Este é um ensaio clínico randomizado com objetivo de determinar o efeito do TRC sobre o peso e desfechos metabólicos em pacientes com sobrepeso e obesidade. Dados foram coletados de 116 participantes, e 105 (74,5%) completaram as 12 semanas do protocolo. A condução do estudo se deu através de um aplicativo de celular (app), pelo qual os participantes foram avaliados; e o seu peso foi registrado através de uma balança digital conectada ao app por bluetooth (fornecida aos participantes). Os pacientes foram randomizados para o grupo intervenção (comer ad libitum das 12h às 20h e fazer jejum completo das 20h às 12h, conforme lembretes do app) ou para o grupo controle (3 refeições diárias). Não houve recomendação sobre quantidade de calorias, macronutrientes nem atividade física para nenhum dos grupos. Um grupo de 50 participantes que viviam dentro de 60 milhas de distância da Universidade de Califórnia (UC), São Francisco, foi eleito para testes metabólicos completos durante o estudo, realizados presencialmente no centro de pesquisa clínica da UC. O desfecho primário foi a mudança de peso em quilogramas (kg) em relação ao início, medido diariamente em jejum pela manhã na balança fornecida pelo estudo (iHealth). Os desfechos secundários avaliados no grupo presencial foram mudanças no peso, massa gorda, massa magra, insulina em jejum, glicose em jejum, níveis de hemoglobina A1c, ingestão energética estimada, gasto energético total e gasto energético de repouso. A análise foi por intenção de tratar. 

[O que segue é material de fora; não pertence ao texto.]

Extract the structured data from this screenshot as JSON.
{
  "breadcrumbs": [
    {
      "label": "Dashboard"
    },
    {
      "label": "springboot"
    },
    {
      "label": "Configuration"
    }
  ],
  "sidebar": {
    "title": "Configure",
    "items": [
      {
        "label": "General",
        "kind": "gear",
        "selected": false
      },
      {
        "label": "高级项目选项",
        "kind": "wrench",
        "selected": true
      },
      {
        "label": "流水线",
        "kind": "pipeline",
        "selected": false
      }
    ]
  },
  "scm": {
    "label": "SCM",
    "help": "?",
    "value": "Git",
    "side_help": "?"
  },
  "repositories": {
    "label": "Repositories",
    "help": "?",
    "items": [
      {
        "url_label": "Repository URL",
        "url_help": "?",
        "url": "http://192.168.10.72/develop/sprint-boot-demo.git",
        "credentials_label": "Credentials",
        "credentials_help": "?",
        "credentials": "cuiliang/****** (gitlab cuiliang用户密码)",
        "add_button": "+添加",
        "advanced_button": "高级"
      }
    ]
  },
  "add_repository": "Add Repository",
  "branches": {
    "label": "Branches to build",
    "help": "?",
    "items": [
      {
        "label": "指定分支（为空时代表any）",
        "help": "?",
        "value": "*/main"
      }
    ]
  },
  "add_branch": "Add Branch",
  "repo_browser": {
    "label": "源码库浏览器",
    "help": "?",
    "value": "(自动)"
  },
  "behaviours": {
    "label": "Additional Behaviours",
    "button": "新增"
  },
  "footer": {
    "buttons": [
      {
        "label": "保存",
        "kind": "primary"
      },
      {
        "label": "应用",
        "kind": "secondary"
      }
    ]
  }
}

Houve 36 participantes randomizados que não completaram o estudo, dentre eles 25 nunca registraram medidas de peso. A aderência às recomendações relatada pelos participantes foi de 83,5% no grupo intervenção (comer apenas na janela de 8h) e 92,1% no grupo controle (não pular refeições). Houve perda de peso de 0,94 kg (significativa) no grupo TRC, no final do estudo em relação ao início (intervalo de confiança [IC] 95% -1,68 a -0,2; P=0,01). Já no grupo controle essa perda foi de 0,68 kg, não significativa. Importante destacar que quando foi feita a comparação entre os grupos, a perda de peso do grupo intervenção em relação ao grupo controle foi maior, mas não estatisticamente significativa. No grupo de pacientes com avaliação metabólica presencial, houve forte concordância entre as medidas de peso presenciais e aquelas feitas em casa, conforme determinado por uma análise de Bland-Altman. Não houve diferença significativa na massa gorda no final do estudo em relação ao início em nenhum dos grupos, nem diferença entre os grupos. Porém, houve um decréscimo importante da massa magra (massa gorda livre menos conteúdo mineral ósseo) no grupo do jejum intermitente. Também houve decréscimo significativo da massa magra apendicular neste grupo, que diminuiu 0,64 kg em relação ao início (IC95%, -0,89 a -0,39; P<0,001). Esse decréscimo não foi significativo no grupo controle, e entre os grupos houve diferença significativa (−0,47 kg; IC95%, −0,82 a −0,12; P=0,009). Não houve diferenças significativas dentro dos grupos ou entre os grupos nos níveis de glicose em jejum, insulina em jejum, HOMA-IR, HbA1C, triglicerídeos, colesterol total, LDL ou HDL.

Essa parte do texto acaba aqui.